Why Do Plants Make Fruit?
Why Do Plants Make Fruit?. Fruits are the seed-bearing ovaries of plants that become ripe. There are several different kinds of fruits, including simple fruits like peaches and watermelons where one flower produces a single ovary, aggregate fruits like raspberries where one flower produces many ovaries, and multiple fruits like pineapples and figs...

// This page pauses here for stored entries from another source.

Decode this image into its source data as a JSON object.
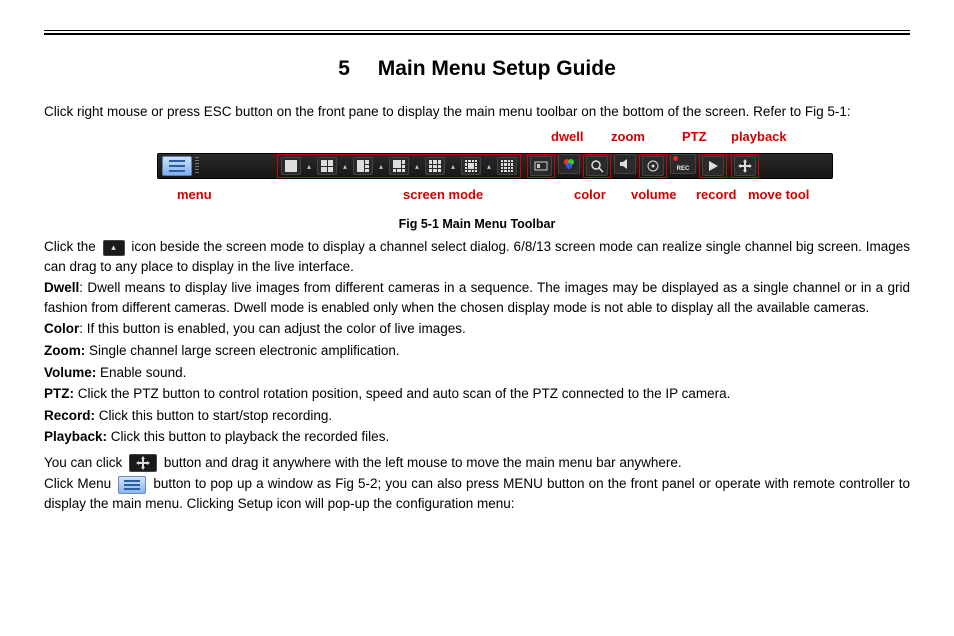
{
  "heading": {
    "number": "5",
    "title": "Main Menu Setup Guide"
  },
  "intro": "Click right mouse or press ESC button on the front pane to display the main menu toolbar on the bottom of the screen. Refer to Fig 5-1:",
  "figure": {
    "caption": "Fig 5-1 Main Menu Toolbar",
    "callouts_top": {
      "dwell": "dwell",
      "zoom": "zoom",
      "ptz": "PTZ",
      "playback": "playback"
    },
    "callouts_bottom": {
      "menu": "menu",
      "screenmode": "screen mode",
      "color": "color",
      "volume": "volume",
      "record": "record",
      "movetool": "move tool"
    },
    "toolbar_items": {
      "menu": "Menu",
      "screen_modes": [
        "1",
        "4",
        "6",
        "8",
        "9",
        "13",
        "16"
      ],
      "dwell": "Dwell",
      "color": "Color",
      "zoom": "Zoom",
      "volume": "Volume",
      "ptz": "PTZ",
      "record": "REC",
      "playback": "Playback",
      "move": "Move"
    }
  },
  "para_click_icon_1": "Click the ",
  "para_click_icon_2": " icon beside the screen mode to display a channel select dialog. 6/8/13 screen mode can realize single channel big screen. Images can drag to any place to display in the live interface.",
  "dwell": {
    "label": "Dwell",
    "text": ": Dwell means to display live images from different cameras in a sequence. The images may be displayed as a single channel or in a grid fashion from different cameras. Dwell mode is enabled only when the chosen display mode is not able to display all the available cameras."
  },
  "color": {
    "label": "Color",
    "text": ": If this button is enabled, you can adjust the color of live images."
  },
  "zoom": {
    "label": "Zoom:",
    "text": " Single channel large screen electronic amplification."
  },
  "volume": {
    "label": "Volume:",
    "text": " Enable sound."
  },
  "ptz": {
    "label": "PTZ:",
    "text": " Click the PTZ button to control rotation position, speed and auto scan of the PTZ connected to the IP camera."
  },
  "record": {
    "label": "Record:",
    "text": " Click this button to start/stop recording."
  },
  "playback": {
    "label": "Playback:",
    "text": " Click this button to playback the recorded files."
  },
  "move1": "You can click ",
  "move2": " button and drag it anywhere with the left mouse to move the main menu bar anywhere.",
  "menu1": "Click Menu ",
  "menu2": " button to pop up a window as Fig 5-2; you can also press MENU button on the front panel or operate with remote controller to display the main menu. Clicking Setup icon will pop-up the configuration menu:"
}
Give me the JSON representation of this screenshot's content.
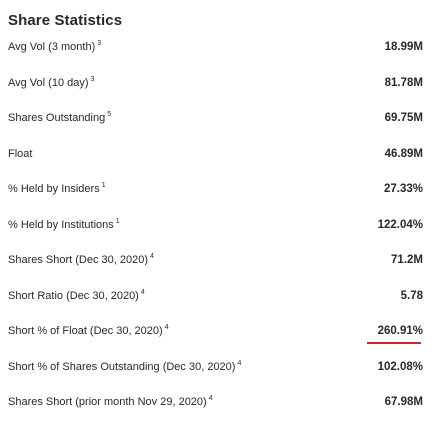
{
  "section": {
    "title": "Share Statistics"
  },
  "colors": {
    "accent": "#c42b25",
    "text": "#232a31"
  },
  "rows": [
    {
      "label": "Avg Vol (3 month)",
      "note": "3",
      "value": "18.99M"
    },
    {
      "label": "Avg Vol (10 day)",
      "note": "3",
      "value": "81.78M"
    },
    {
      "label": "Shares Outstanding",
      "note": "5",
      "value": "69.75M"
    },
    {
      "label": "Float",
      "note": "",
      "value": "46.89M"
    },
    {
      "label": "% Held by Insiders",
      "note": "1",
      "value": "27.33%"
    },
    {
      "label": "% Held by Institutions",
      "note": "1",
      "value": "122.04%"
    },
    {
      "label": "Shares Short (Dec 30, 2020)",
      "note": "4",
      "value": "71.2M"
    },
    {
      "label": "Short Ratio (Dec 30, 2020)",
      "note": "4",
      "value": "5.78"
    },
    {
      "label": "Short % of Float (Dec 30, 2020)",
      "note": "4",
      "value": "260.91%"
    },
    {
      "label": "Short % of Shares Outstanding (Dec 30, 2020)",
      "note": "4",
      "value": "102.08%"
    },
    {
      "label": "Shares Short (prior month Nov 29, 2020)",
      "note": "4",
      "value": "67.98M"
    }
  ]
}
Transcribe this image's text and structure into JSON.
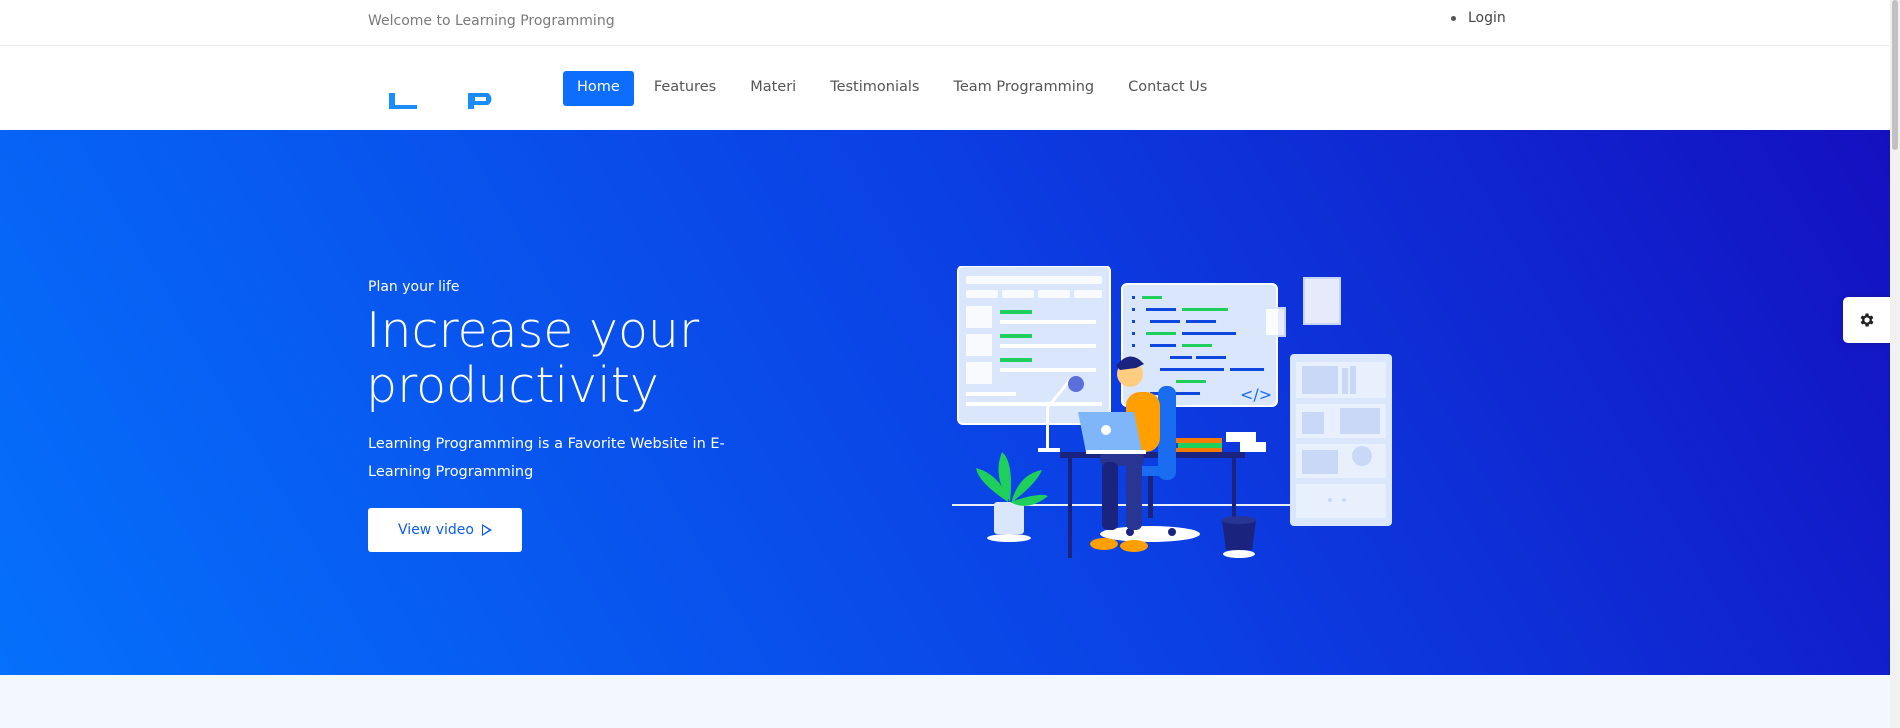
{
  "topbar": {
    "welcome_text": "Welcome to Learning Programming",
    "login_label": "Login"
  },
  "logo": {
    "text": "LP",
    "color": "#1a8cff"
  },
  "nav": {
    "items": [
      {
        "label": "Home",
        "active": true
      },
      {
        "label": "Features",
        "active": false
      },
      {
        "label": "Materi",
        "active": false
      },
      {
        "label": "Testimonials",
        "active": false
      },
      {
        "label": "Team Programming",
        "active": false
      },
      {
        "label": "Contact Us",
        "active": false
      }
    ]
  },
  "hero": {
    "eyebrow": "Plan your life",
    "headline": "Increase your productivity",
    "description": "Learning Programming is a Favorite Website in E-Learning Programming",
    "video_button_label": "View video",
    "code_symbol": "</>"
  },
  "settings": {
    "icon": "gear-icon"
  },
  "colors": {
    "primary": "#0d6efd",
    "hero_gradient_start": "#0570fb",
    "hero_gradient_end": "#1410c0",
    "lower_bg": "#f3f7fe"
  }
}
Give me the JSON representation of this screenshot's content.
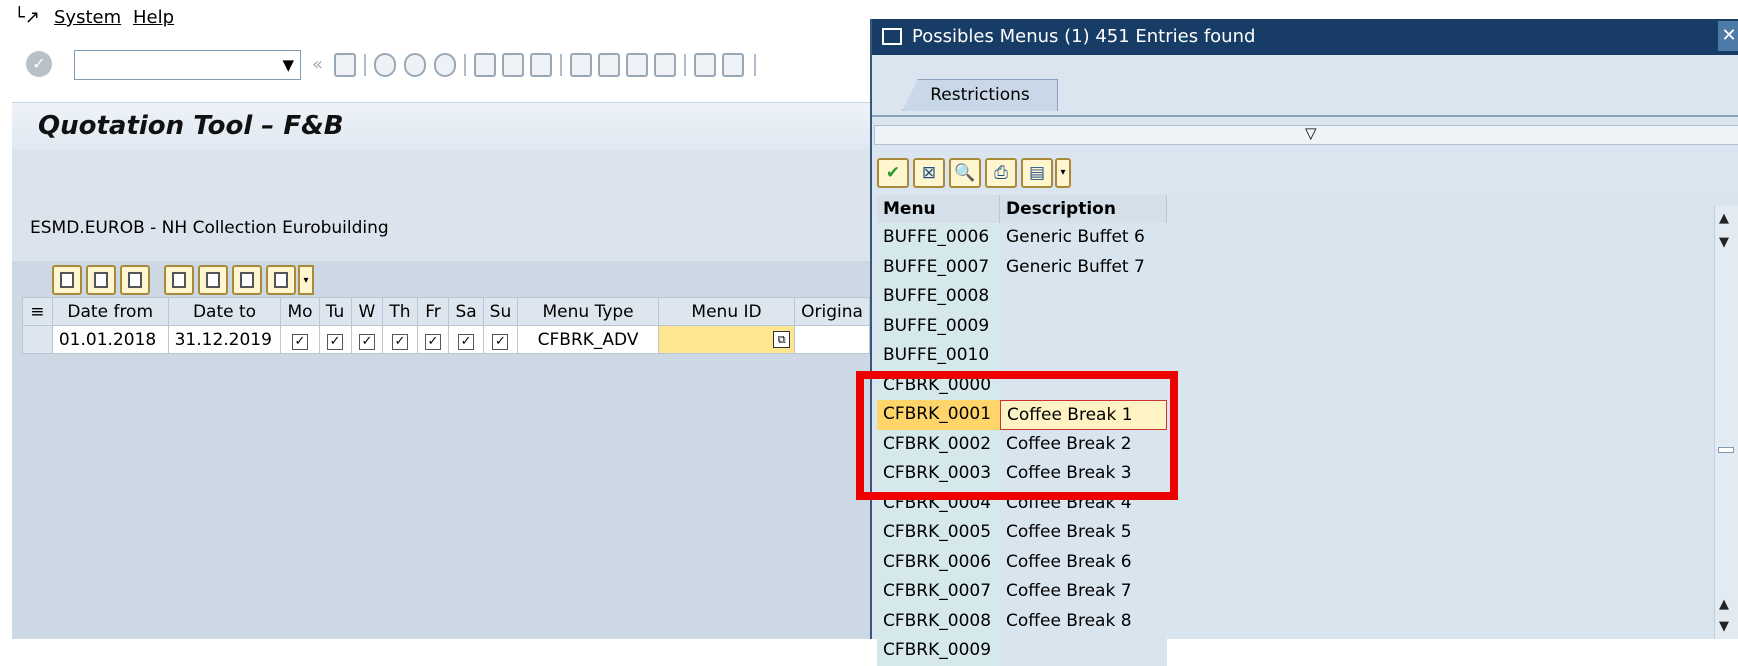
{
  "menubar": {
    "system": "System",
    "help": "Help"
  },
  "title": "Quotation Tool – F&B",
  "hotel": "ESMD.EUROB - NH Collection Eurobuilding",
  "grid": {
    "headers": [
      "Date from",
      "Date to",
      "Mo",
      "Tu",
      "W",
      "Th",
      "Fr",
      "Sa",
      "Su",
      "Menu Type",
      "Menu ID",
      "Origina"
    ],
    "row": {
      "date_from": "01.01.2018",
      "date_to": "31.12.2019",
      "menu_type": "CFBRK_ADV",
      "menu_id": ""
    }
  },
  "dialog": {
    "title": "Possibles Menus (1)  451 Entries found",
    "tab": "Restrictions",
    "columns": {
      "menu": "Menu",
      "description": "Description"
    },
    "rows": [
      {
        "menu": "BUFFE_0006",
        "desc": "Generic Buffet 6"
      },
      {
        "menu": "BUFFE_0007",
        "desc": "Generic Buffet 7"
      },
      {
        "menu": "BUFFE_0008",
        "desc": ""
      },
      {
        "menu": "BUFFE_0009",
        "desc": ""
      },
      {
        "menu": "BUFFE_0010",
        "desc": ""
      },
      {
        "menu": "CFBRK_0000",
        "desc": ""
      },
      {
        "menu": "CFBRK_0001",
        "desc": "Coffee Break 1"
      },
      {
        "menu": "CFBRK_0002",
        "desc": "Coffee Break 2"
      },
      {
        "menu": "CFBRK_0003",
        "desc": "Coffee Break 3"
      },
      {
        "menu": "CFBRK_0004",
        "desc": "Coffee Break 4"
      },
      {
        "menu": "CFBRK_0005",
        "desc": "Coffee Break 5"
      },
      {
        "menu": "CFBRK_0006",
        "desc": "Coffee Break 6"
      },
      {
        "menu": "CFBRK_0007",
        "desc": "Coffee Break 7"
      },
      {
        "menu": "CFBRK_0008",
        "desc": "Coffee Break 8"
      },
      {
        "menu": "CFBRK_0009",
        "desc": ""
      }
    ]
  },
  "colors": {
    "dialog_title_bg": "#173d66",
    "selection": "#ffd56a",
    "highlight": "#ee0000"
  }
}
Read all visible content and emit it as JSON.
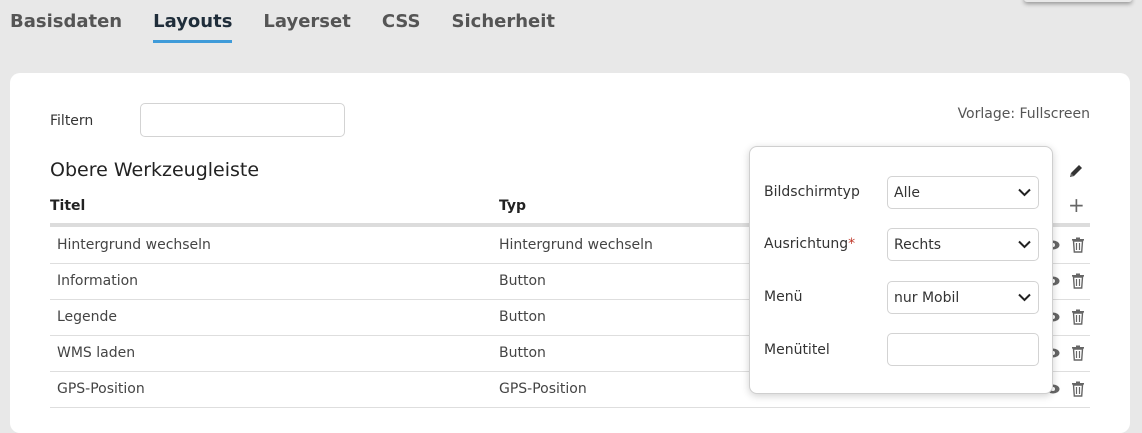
{
  "tabs": [
    {
      "label": "Basisdaten",
      "active": false
    },
    {
      "label": "Layouts",
      "active": true
    },
    {
      "label": "Layerset",
      "active": false
    },
    {
      "label": "CSS",
      "active": false
    },
    {
      "label": "Sicherheit",
      "active": false
    }
  ],
  "filter": {
    "label": "Filtern",
    "value": ""
  },
  "template_text": "Vorlage: Fullscreen",
  "section": {
    "title": "Obere Werkzeugleiste",
    "columns": {
      "title": "Titel",
      "type": "Typ"
    },
    "rows": [
      {
        "title": "Hintergrund wechseln",
        "type": "Hintergrund wechseln"
      },
      {
        "title": "Information",
        "type": "Button"
      },
      {
        "title": "Legende",
        "type": "Button"
      },
      {
        "title": "WMS laden",
        "type": "Button"
      },
      {
        "title": "GPS-Position",
        "type": "GPS-Position"
      }
    ]
  },
  "popover": {
    "fields": [
      {
        "label": "Bildschirmtyp",
        "required": false,
        "kind": "select",
        "value": "Alle"
      },
      {
        "label": "Ausrichtung",
        "required": true,
        "kind": "select",
        "value": "Rechts"
      },
      {
        "label": "Menü",
        "required": false,
        "kind": "select",
        "value": "nur Mobil"
      },
      {
        "label": "Menütitel",
        "required": false,
        "kind": "input",
        "value": ""
      }
    ],
    "required_mark": "*"
  },
  "colors": {
    "accent": "#3f9bd9",
    "required": "#c0392b"
  },
  "icons": [
    "pencil-icon",
    "plus-icon",
    "eye-icon",
    "trash-icon",
    "chevron-down-icon"
  ]
}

Fruits are the seed-bearing ovaries of plants that become ripe. There are several different kinds of fruits, including simple fruits like peaches and watermelons where one flower produces a single ovary, aggregate fruits like raspberries where one flower produces many ovaries, and multiple fruits like pineapples and figs where flowers crowd around a stem and form one solid fruit. Each different kind of fruit is a strategy to achieve one goal---to reproduce the plant and spread its seed. (See Resource 1, Chapter 7.)
Basics of Fruit
A fruit is an ovary or ovaries surrounding a maturing seed or seeds. The fruit goes through four stages of development. First, the flower is pollinated, bringing together the genetic material necessary to reproduce the plant. In the second stage, cells inside the flower quickly multiply, forming a very small, immature fruit. In the third stage, the ovary of the fruit expands, storing energy and nutrients. Finally, in the fourth stage, the fruit is ripe and the seeds inside are mature, ready to become new plants. (See Resource 1.)
Drupes
Drupes are a type of simple fruit, fleshy and containing only one seed. Common drupes include cherries, plums, and peaches---fruit usually known as stone fruit. They consist of a thin skin, a plump interior and a woody seed. Drupes are often spread by consumption of the fruit; seeds are then expelled from the body of the animal that ate them or dropped while the fruit is eaten. The hard coat on the seed protects it, and the plant sprouts from the seed when it finds rich soil. (See Resource 2, p. 21.)
Pomes
All part of the rose family, pomes are another sort of simple fruit. While pomes seem similar in structure to drupes, the flesh of the pome is actually part of the flower from which it grew called the carpel rather than just the ovary. This makes them an accessory fruit, as not all of the fruit's flesh comes from the ovary. The papery, sweet flesh of many pomes like the apple or pear attracts animals to eat them, helping to spread their seeds. (See Resource 2.)
Aggregate Fruit
An aggregate fruit grows from one flower that has many different carpels, parts of the flower that enclose the ovaries. Many tiny fruits called fruitlets grow around a center. Fruits like strawberries, raspberries, and blackberries are aggregate fruits. Like other fruits, these aggregates attract animals to eat them, but, unlike pomes or drupes, they can spread many seeds with one fruit. (See Resource 2.)
Multiple Fruit
Multiple fruits grow around a cluster of flowers, incorporating many different ovaries into the single fruit. When the fruit matures, it becomes one edible fruit. Examples of multiple fruits include the mulberry and the fig. As with the aggregate fruit, many seeds are contained in each single fruit, optimizing seed distribution. (See Resource 2.)